How do you start fireworks with a baseball, flashlight, magnifying glass, and a candle? Hand it to The Incredible Machine to turn mundane tasks into zany productions. The incredibly maddening, yet incredibly compelling Incredible Machine is back with a whole slew of new mind-bending challenges that will keep your brain busy for hours on end.
This title opens with the voice of the Professor welcoming players through a megaphone. It seems that one of his zany experiments has gone awry, rendering him radioactive! It comes as no surprise that the Professor is overworked and in need of some help. He did find the time, however, to create scads of unfinished contraptions lying around his top secret inventor's complex in hopes of finding someone with enough brainpower to become his apprentice. That's where you come in solve all of the contraptions and you can prove you're worthy of the title.
Tutorials all 50 of them are pretty much forced upon you, but you will need them. Each lesson is neither too difficult nor time-consuming, but quite necessary as each helps introduce you to the workings of the various contraption objects and parts that you will encounter in regular game mode.
Each of the 250+ puzzles presents you with a goal, a play field containing a partially-built contraption with various doo-dads in place, and a parts bin. You must fiddle with the given objects, place them just so, and hopefully arrive at a viable solution to the problem at hand. Trial and error is the name of the game chances are you'll need to tinker with your contraption and watch it play out many times over before finally making it work. Happily, you are afforded unlimited chances to fine-tune your contraption. Simple goals like lighting a candle or making toast might seem straightforward but you must work with only the materials at hand things like rope, laser beams, pulleys, candles, and magnifying glasses. Parts can be stretched and rotated, and some are even programmable. For example, programmable balls can have basic properties like density, mass, friction, and elasticity adjusted in order to become more useful. Information about each object is readily available, and each behaves in a logical manner. It's a good idea to do the puzzles in the order they are laid out for you they are carefully arranged so as to introduce new objects and challenges gradually.
Puzzles become progressively more challenging as levels advance, when hints begin to drop off or become more cryptic, and useless parts begin to appear in your parts bin. There are 5 different levels to puzzle through, and you can bet they are challenging. This isn't mindless shoot-em-up fare.
The variety of puzzles is terrific you might enjoy a game of space hoops as you attempt to get a basketball into a basket pinball-style, or help cage a kitty. Whatever the task, your brain is in for quite a work-out. Most puzzles have multiple solutions, and once you've completed a contraption your way, it can be fun (and educational) to watch the program's solution. You can even replay your own solution, sometimes in awe ("how did I do that?").
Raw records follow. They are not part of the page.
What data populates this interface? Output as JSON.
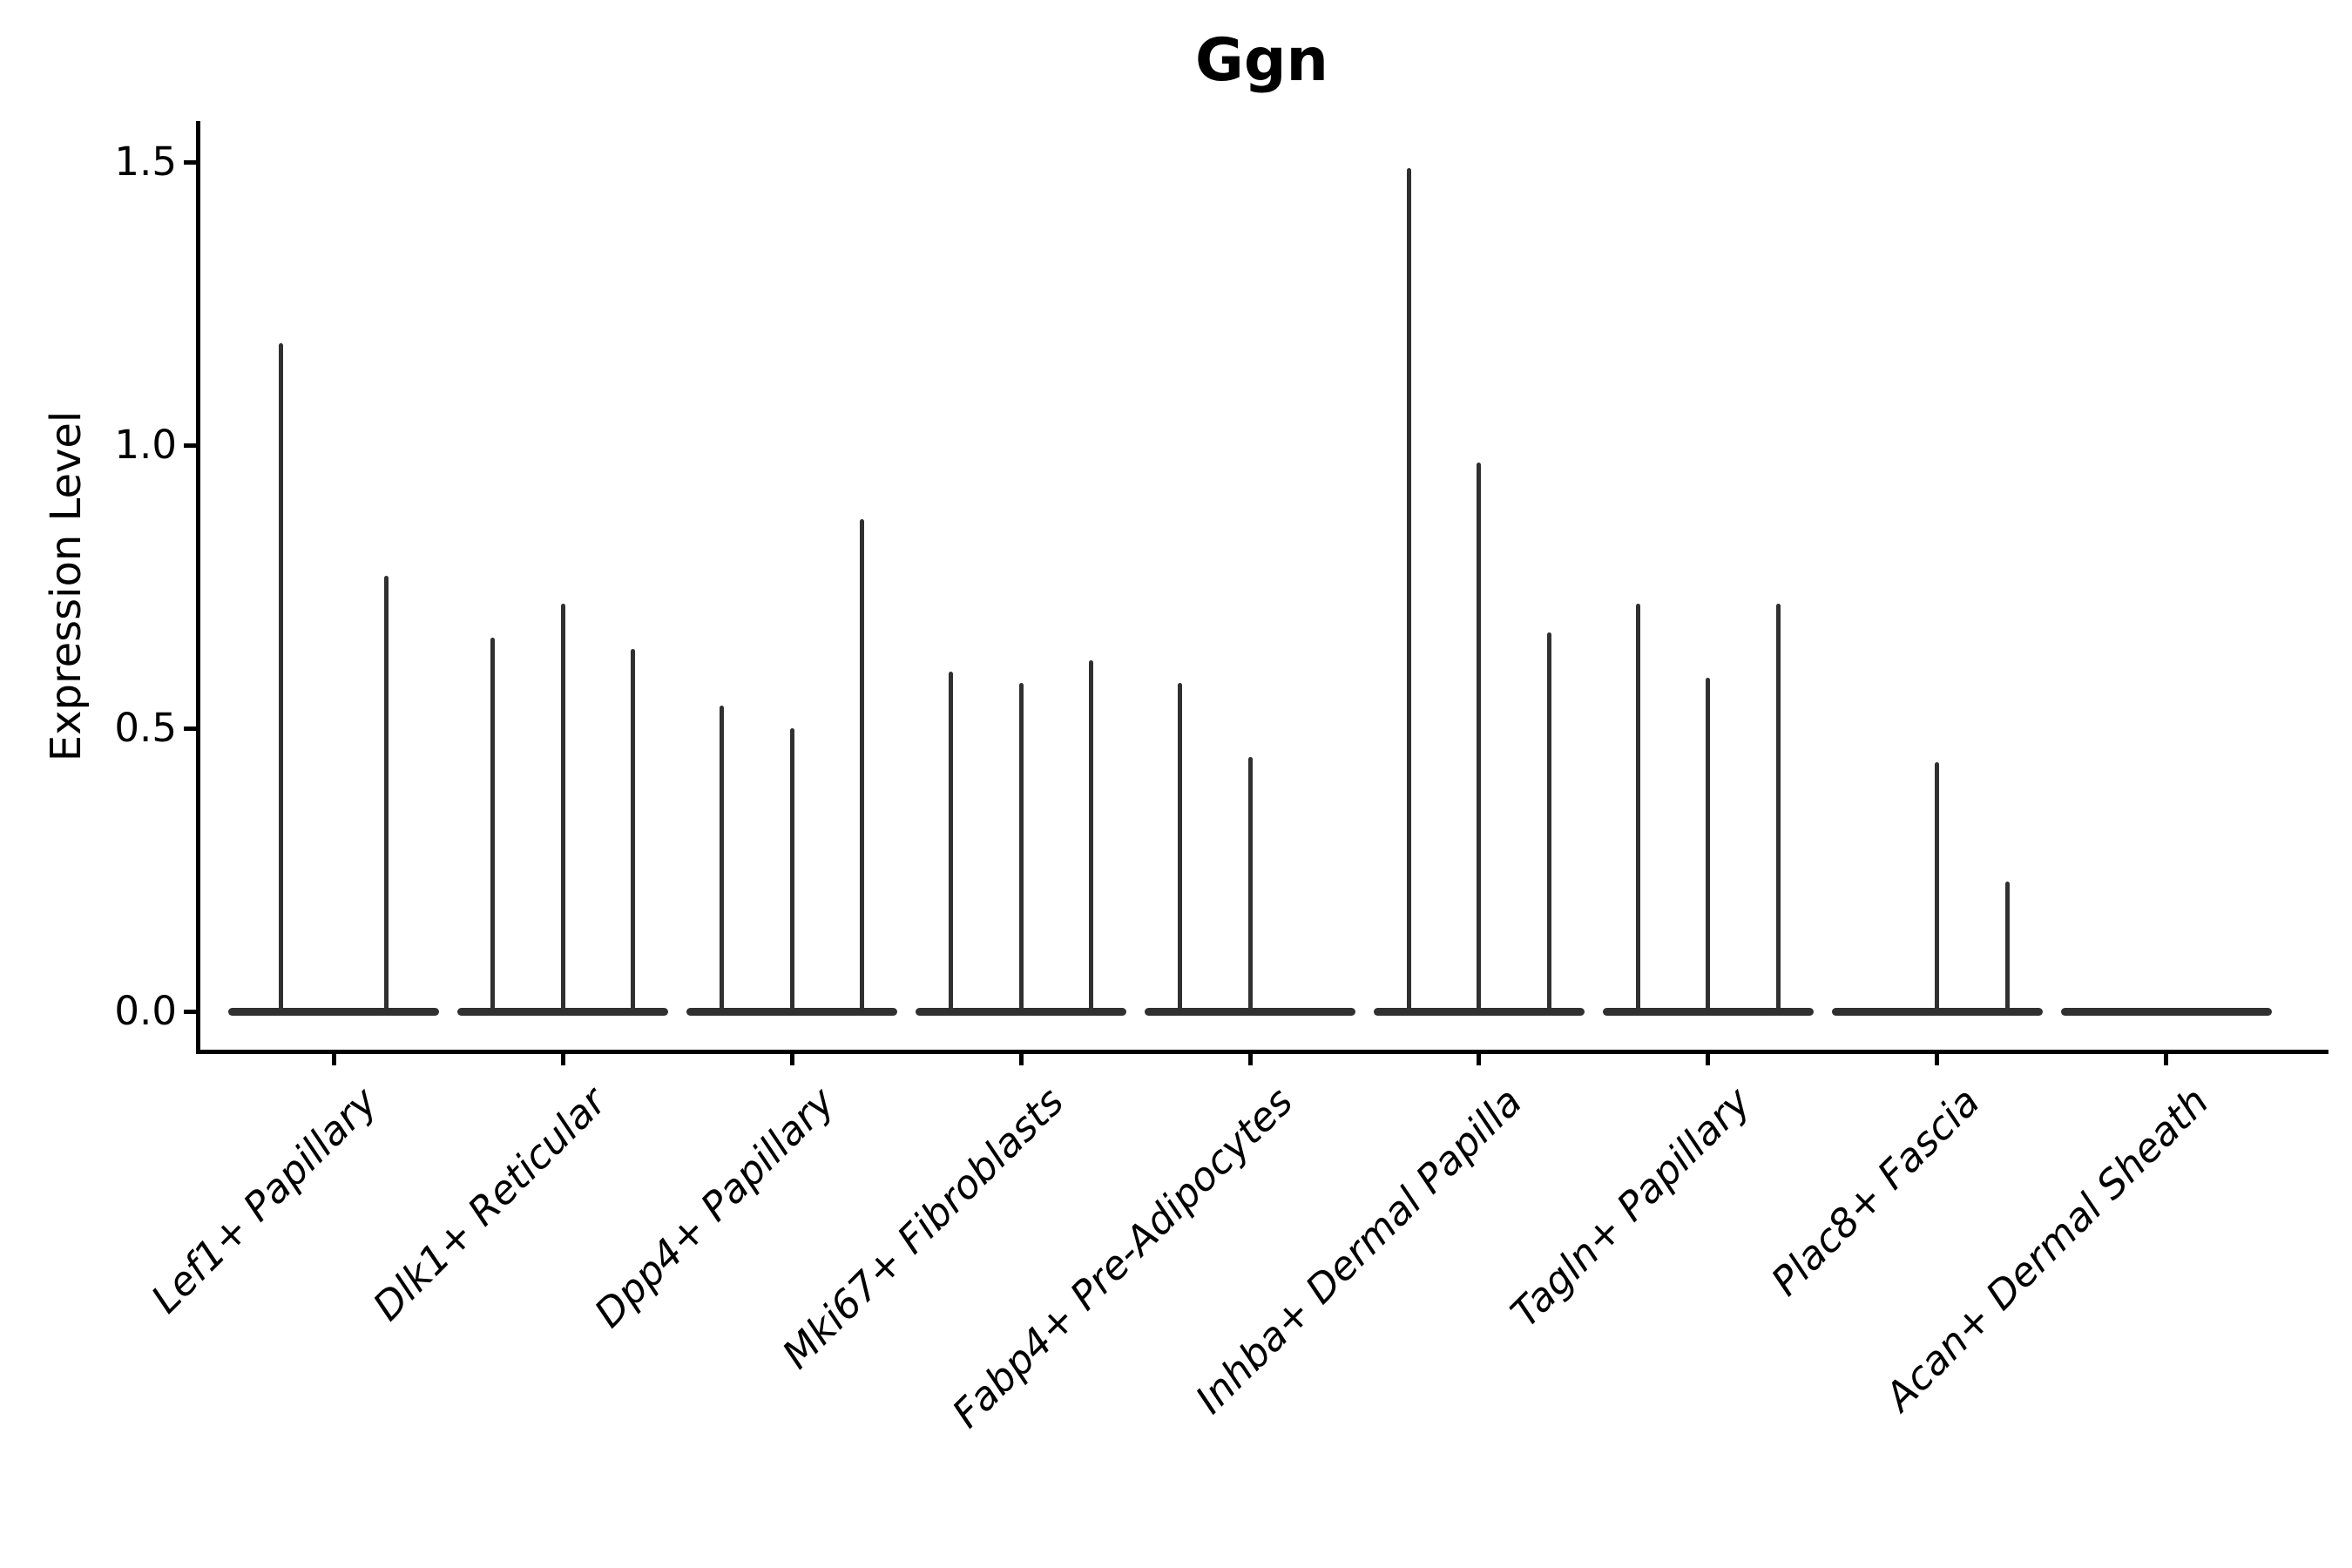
{
  "title": "Ggn",
  "y_axis": {
    "label": "Expression Level",
    "tick_labels": [
      "0.0",
      "0.5",
      "1.0",
      "1.5"
    ]
  },
  "x_axis": {
    "tick_labels": [
      "Lef1+ Papillary",
      "Dlk1+ Reticular",
      "Dpp4+ Papillary",
      "Mki67+ Fibroblasts",
      "Fabp4+ Pre-Adipocytes",
      "Inhba+ Dermal Papilla",
      "Tagln+ Papillary",
      "Plac8+ Fascia",
      "Acan+ Dermal Sheath"
    ]
  },
  "colors": {
    "violin": "#303030",
    "axis": "#000000",
    "text": "#000000"
  },
  "chart_data": {
    "type": "violin",
    "title": "Ggn",
    "xlabel": "",
    "ylabel": "Expression Level",
    "ylim": [
      0,
      1.55
    ],
    "yticks": [
      0,
      0.5,
      1.0,
      1.5
    ],
    "grid": false,
    "legend": false,
    "x_tick_rotation": 45,
    "categories": [
      "Lef1+ Papillary",
      "Dlk1+ Reticular",
      "Dpp4+ Papillary",
      "Mki67+ Fibroblasts",
      "Fabp4+ Pre-Adipocytes",
      "Inhba+ Dermal Papilla",
      "Tagln+ Papillary",
      "Plac8+ Fascia",
      "Acan+ Dermal Sheath"
    ],
    "violins": [
      {
        "category": "Lef1+ Papillary",
        "expression_maxima": [
          1.18,
          0.77
        ]
      },
      {
        "category": "Dlk1+ Reticular",
        "expression_maxima": [
          0.66,
          0.72,
          0.64
        ]
      },
      {
        "category": "Dpp4+ Papillary",
        "expression_maxima": [
          0.54,
          0.5,
          0.87
        ]
      },
      {
        "category": "Mki67+ Fibroblasts",
        "expression_maxima": [
          0.6,
          0.58,
          0.62
        ]
      },
      {
        "category": "Fabp4+ Pre-Adipocytes",
        "expression_maxima": [
          0.58,
          0.45,
          0
        ]
      },
      {
        "category": "Inhba+ Dermal Papilla",
        "expression_maxima": [
          1.49,
          0.97,
          0.67
        ]
      },
      {
        "category": "Tagln+ Papillary",
        "expression_maxima": [
          0.72,
          0.59,
          0.72
        ]
      },
      {
        "category": "Plac8+ Fascia",
        "expression_maxima": [
          0,
          0.44,
          0.23
        ]
      },
      {
        "category": "Acan+ Dermal Sheath",
        "expression_maxima": [
          0,
          0,
          0
        ]
      }
    ],
    "violin_style": "thin spike with flat base at zero; 0 means flat violin with no spike"
  }
}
We do wish that there was an option to see a puzzle's solution when we officially gave up on some of them, but as it stands, you must complete the puzzle yourself in order to be privy to the program's solution.
If the current puzzle's musical track such as "Techno Rave" is making you nervous, head to the Preferences screen to choose funky jazz or some cool lounge music whatever it takes to get your brain in gear for the puzzle at hand. In fact, if you don't like the look or sound of your puzzle, you'll find plenty of options to customize it here.
Another exciting mode of play can be found in the "Build Contraptions" area. After a handy walkthrough lesson, here you can design and build your very own contraptions.
A two-player mode is available for head-to-head competition. This special mode contains over 50 special puzzles in which players vie not only to build a workable contraption, but to do it before their opponent does.